Un nouvel élan vient d'être donné à la lutte mondiale contre la pêche illégale, selon la FAO

7 mars 2016

La ratification par les Etats-Unis d'un accord contre la pêche illégale relance l'effort mondial pour mettre fin à ce fléau, s'est félicité lundi le Directeur général de l'Organisation des Nations Unies pour l'alimentation et l'agriculture (FAO), José Graziano da Silva.

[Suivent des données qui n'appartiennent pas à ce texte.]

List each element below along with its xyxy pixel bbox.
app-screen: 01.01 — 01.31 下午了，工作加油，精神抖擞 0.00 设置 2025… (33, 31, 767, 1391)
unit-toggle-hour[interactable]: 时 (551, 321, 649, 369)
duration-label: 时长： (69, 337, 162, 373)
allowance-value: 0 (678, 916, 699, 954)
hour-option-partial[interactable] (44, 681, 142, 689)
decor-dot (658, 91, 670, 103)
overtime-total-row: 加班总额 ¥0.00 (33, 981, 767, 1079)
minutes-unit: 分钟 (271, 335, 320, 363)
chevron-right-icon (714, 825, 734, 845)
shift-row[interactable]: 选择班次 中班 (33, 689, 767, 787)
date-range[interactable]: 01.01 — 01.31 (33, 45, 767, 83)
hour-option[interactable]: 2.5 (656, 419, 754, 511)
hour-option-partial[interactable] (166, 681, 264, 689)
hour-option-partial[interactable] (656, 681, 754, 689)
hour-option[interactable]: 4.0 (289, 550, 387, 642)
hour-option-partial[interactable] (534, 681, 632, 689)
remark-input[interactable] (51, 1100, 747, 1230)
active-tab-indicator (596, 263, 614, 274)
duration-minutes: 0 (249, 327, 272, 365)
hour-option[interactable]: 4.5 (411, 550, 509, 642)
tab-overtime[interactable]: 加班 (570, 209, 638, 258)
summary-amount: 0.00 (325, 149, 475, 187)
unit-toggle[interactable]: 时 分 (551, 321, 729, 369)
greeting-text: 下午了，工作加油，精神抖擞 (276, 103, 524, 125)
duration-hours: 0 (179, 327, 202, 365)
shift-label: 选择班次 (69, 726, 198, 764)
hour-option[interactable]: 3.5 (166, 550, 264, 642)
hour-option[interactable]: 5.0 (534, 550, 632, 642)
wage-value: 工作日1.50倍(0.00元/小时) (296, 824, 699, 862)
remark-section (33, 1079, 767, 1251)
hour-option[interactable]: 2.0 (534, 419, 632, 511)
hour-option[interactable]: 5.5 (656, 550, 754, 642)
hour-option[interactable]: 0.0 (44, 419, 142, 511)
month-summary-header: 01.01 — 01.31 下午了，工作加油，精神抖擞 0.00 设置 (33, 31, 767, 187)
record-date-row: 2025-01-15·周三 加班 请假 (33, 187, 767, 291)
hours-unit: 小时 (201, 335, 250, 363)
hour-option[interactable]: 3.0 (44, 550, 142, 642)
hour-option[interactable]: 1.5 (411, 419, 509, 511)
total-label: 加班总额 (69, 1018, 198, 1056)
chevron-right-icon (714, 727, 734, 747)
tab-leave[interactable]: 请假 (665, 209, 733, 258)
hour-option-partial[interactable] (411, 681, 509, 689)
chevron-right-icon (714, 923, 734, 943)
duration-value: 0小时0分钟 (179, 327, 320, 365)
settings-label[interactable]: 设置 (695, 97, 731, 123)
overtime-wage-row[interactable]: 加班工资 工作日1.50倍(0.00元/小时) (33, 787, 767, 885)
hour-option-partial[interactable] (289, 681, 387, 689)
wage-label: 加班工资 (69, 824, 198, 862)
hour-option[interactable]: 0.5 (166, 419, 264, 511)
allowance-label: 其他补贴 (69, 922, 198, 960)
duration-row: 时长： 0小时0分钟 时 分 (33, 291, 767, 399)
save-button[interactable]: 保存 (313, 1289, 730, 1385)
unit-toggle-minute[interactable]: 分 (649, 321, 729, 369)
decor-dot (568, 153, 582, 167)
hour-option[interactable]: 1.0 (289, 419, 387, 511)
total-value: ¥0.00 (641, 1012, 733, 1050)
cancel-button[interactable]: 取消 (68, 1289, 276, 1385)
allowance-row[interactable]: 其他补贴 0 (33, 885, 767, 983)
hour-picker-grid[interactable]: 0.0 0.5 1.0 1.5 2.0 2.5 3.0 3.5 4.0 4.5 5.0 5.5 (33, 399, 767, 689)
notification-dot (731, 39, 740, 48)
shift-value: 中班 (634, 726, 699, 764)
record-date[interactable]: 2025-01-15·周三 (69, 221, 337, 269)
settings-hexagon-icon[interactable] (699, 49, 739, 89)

L'Ambassadeur des Etats-Unis auprès des agences de l'ONU basées à Rome, M. David Lane, a remis aujourd'hui officiellement à M. Graziano da Silva l'instrument de ratification par son pays de l'Accord sur les mesures de l'Etat du port visant à prévenir, contrecarrer et éliminer la pêche illicite, non déclarée et non réglementée, a salué dans un communiqué de presse la FAO, dont le siège se trouve dans la capitale italienne.

« La FAO est un partenaire solide dans la promotion de la pêche durable, et nous nous réjouissons de continuer à collaborer avec vous et toute la communauté internationale en matière de lutte contre la pêche illégale», a souligné à cette occasion M. Lane.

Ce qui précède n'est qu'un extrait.